Plötzlich bleibt ein brennender Zigarettenstummel am Scheibenwischer hängen. Isabelle Chevalley macht auf der Autobahn einen Notfallstopp, entfernt die glühende Gefahr, bevor sie in den Motor gelangt. Die grünliberale Nationalrätin aus dem Kanton Waadt will die Verkehrsregeln ändern, damit es auf hiesigen Strassen nicht mehr zu solch heiklen Situationen kommt.

Sie erinnert daran, dass der Brand im Montblanctunnel vor 20 Jahren durch einen Zigarettenstummel ausgelöst wurde, der sich im Kühlergrill eines Lastwagens verfangen hatte. Beim Unglück verloren 39 Menschen ihr Leben. , fordert Cevalley.

Zum einen seien qualmende Autofahrer eine Gefahr für die Verkehrssicherheit. Zum anderen würden aus dem Fenster geworfene Zigarettenstummel der Umwelt schaden. Und Chevalley bezweifelt, dass rauchende Lenker «das Fahrzeug ständig so beherrschen, dass sie ihren Vorsichtspflichten nachkommen» können, wie es im Gesetz heisst.

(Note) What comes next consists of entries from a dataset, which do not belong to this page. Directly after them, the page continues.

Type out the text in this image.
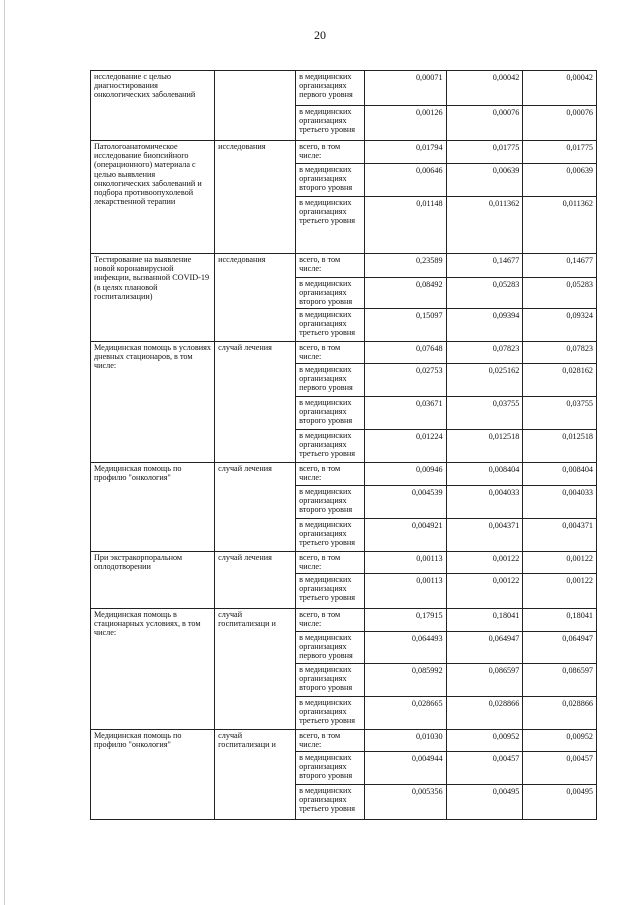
20
исследование с целью диагностирования онкологических заболеваний		в медицинских организациях первого уровня	0,00071	0,00042	0,00042
		в медицинских организациях третьего уровня	0,00126	0,00076	0,00076
Патологоанатомическое исследование биопсийного (операционного) материала с целью выявления онкологических заболеваний и подбора противоопухолевой лекарственной терапии	исследования	всего, в том числе:	0,01794	0,01775	0,01775
		в медицинских организациях второго уровня	0,00646	0,00639	0,00639
		в медицинских организациях третьего уровня	0,01148	0,011362	0,011362
Тестирование на выявление новой коронавирусной инфекции, вызванной COVID-19 (в целях плановой госпитализации)	исследования	всего, в том числе:	0,23589	0,14677	0,14677
		в медицинских организациях второго уровня	0,08492	0,05283	0,05283
		в медицинских организациях третьего уровня	0,15097	0,09394	0,09324
Медицинская помощь в условиях дневных стационаров, в том числе:	случай лечения	всего, в том числе:	0,07648	0,07823	0,07823
		в медицинских организациях первого уровня	0,02753	0,025162	0,028162
		в медицинских организациях второго уровня	0,03671	0,03755	0,03755
		в медицинских организациях третьего уровня	0,01224	0,012518	0,012518
Медицинская помощь по профилю "онкология"	случай лечения	всего, в том числе:	0,00946	0,008404	0,008404
		в медицинских организациях второго уровня	0,004539	0,004033	0,004033
		в медицинских организациях третьего уровня	0,004921	0,004371	0,004371
При экстракорпоральном оплодотворении	случай лечения	всего, в том числе:	0,00113	0,00122	0,00122
		в медицинских организациях третьего уровня	0,00113	0,00122	0,00122
Медицинская помощь в стационарных условиях, в том числе:	случай госпитализаци и	всего, в том числе:	0,17915	0,18041	0,18041
		в медицинских организациях первого уровня	0,064493	0,064947	0,064947
		в медицинских организациях второго уровня	0,085992	0,086597	0,086597
		в медицинских организациях третьего уровня	0,028665	0,028866	0,028866
Медицинская помощь по профилю "онкология"	случай госпитализаци и	всего, в том числе:	0,01030	0,00952	0,00952
		в медицинских организациях второго уровня	0,004944	0,00457	0,00457
		в медицинских организациях третьего уровня	0,005356	0,00495	0,00495
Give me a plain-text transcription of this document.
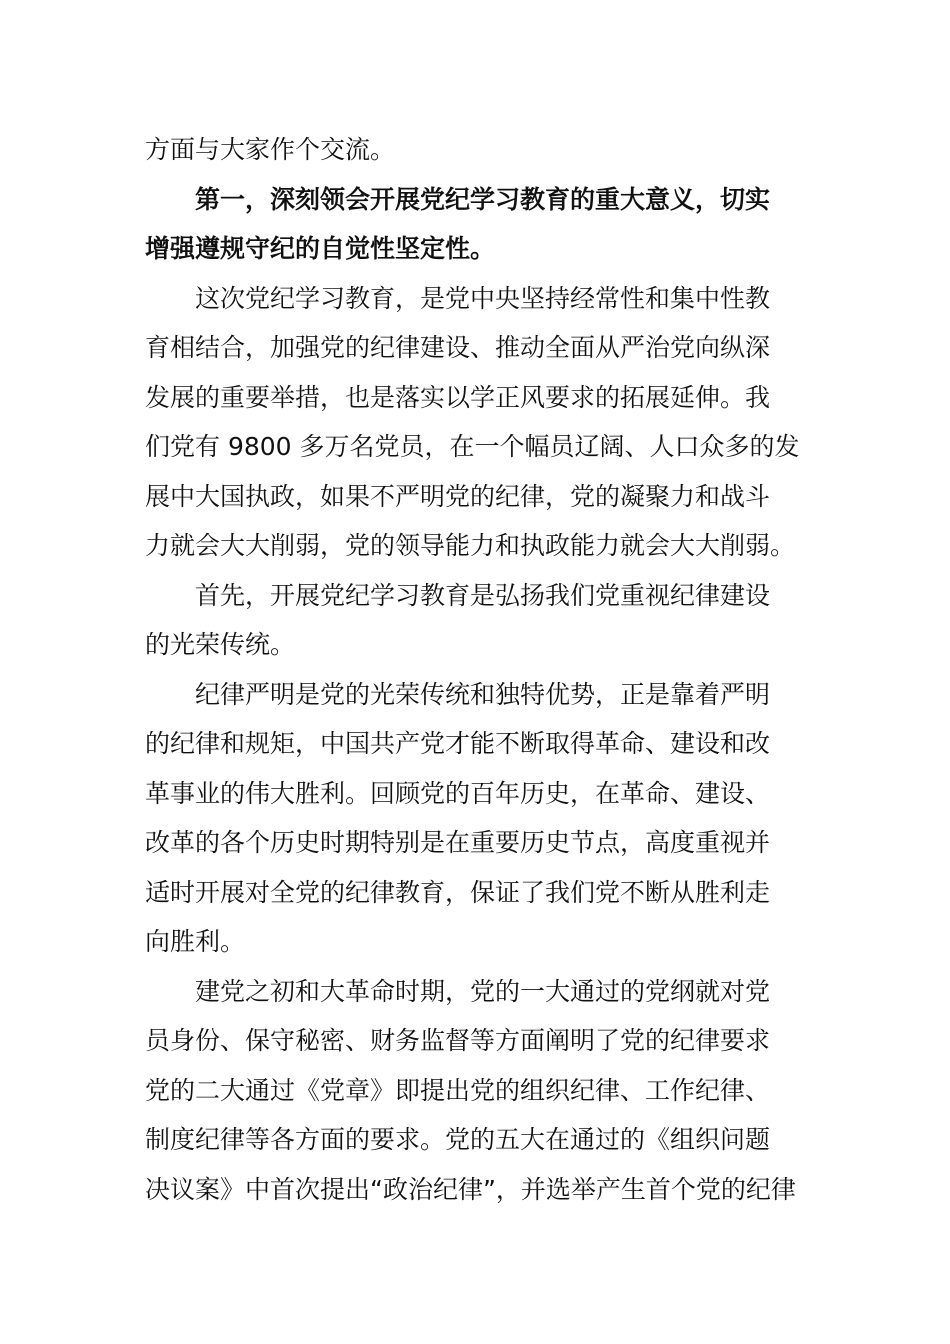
方面与大家作个交流。
第一，深刻领会开展党纪学习教育的重大意义，切实
增强遵规守纪的自觉性坚定性。
这次党纪学习教育，是党中央坚持经常性和集中性教
育相结合，加强党的纪律建设、推动全面从严治党向纵深
发展的重要举措，也是落实以学正风要求的拓展延伸。我
们党有 9800 多万名党员，在一个幅员辽阔、人口众多的发
展中大国执政，如果不严明党的纪律，党的凝聚力和战斗
力就会大大削弱，党的领导能力和执政能力就会大大削弱。
首先，开展党纪学习教育是弘扬我们党重视纪律建设
的光荣传统。
纪律严明是党的光荣传统和独特优势，正是靠着严明
的纪律和规矩，中国共产党才能不断取得革命、建设和改
革事业的伟大胜利。回顾党的百年历史，在革命、建设、
改革的各个历史时期特别是在重要历史节点，高度重视并
适时开展对全党的纪律教育，保证了我们党不断从胜利走
向胜利。
建党之初和大革命时期，党的一大通过的党纲就对党
员身份、保守秘密、财务监督等方面阐明了党的纪律要求
党的二大通过《党章》即提出党的组织纪律、工作纪律、
制度纪律等各方面的要求。党的五大在通过的《组织问题
决议案》中首次提出“政治纪律”，并选举产生首个党的纪律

Ein explizites Rauchverbot lehnt der Bundesrat jedoch ab. Die Strassenverkehrsverordnung untersage das Rauchen schon heute, wenn dadurch die Bedienung des Fahrzeugs erschwert werde. Der Bundesrat sieht keinen Grund, Nebentätigkeiten wie Essen, Trinken oder Rauchen speziell zu verbieten.

«Einzige Ausnahme bildet das Telefonieren ohne Freisprechanlage, welches ein besonders hohes Ablenkungs- und Gefährdungspotenzial hat und deshalb explizit geregelt ist», schreibt der Bundesrat in der am letzten Donnerstag veröffentlichen Antwort auf einen Vorstoss von Chevalley.

Chevalley will nicht locker lassen

Die Waadtländer Nationalrätin gibt aber nicht auf. Für ein ausdrückliches Rauchverbot müsse bloss die Verordnung angepasst werden, sagt Chevalley. Sie werde nun bei der Bundesverwaltung anklopfen. Falls ihre Forderung auf diesem Weg nicht erfüllt wird, wird sie einen weiteren Vorstoss nachschieben.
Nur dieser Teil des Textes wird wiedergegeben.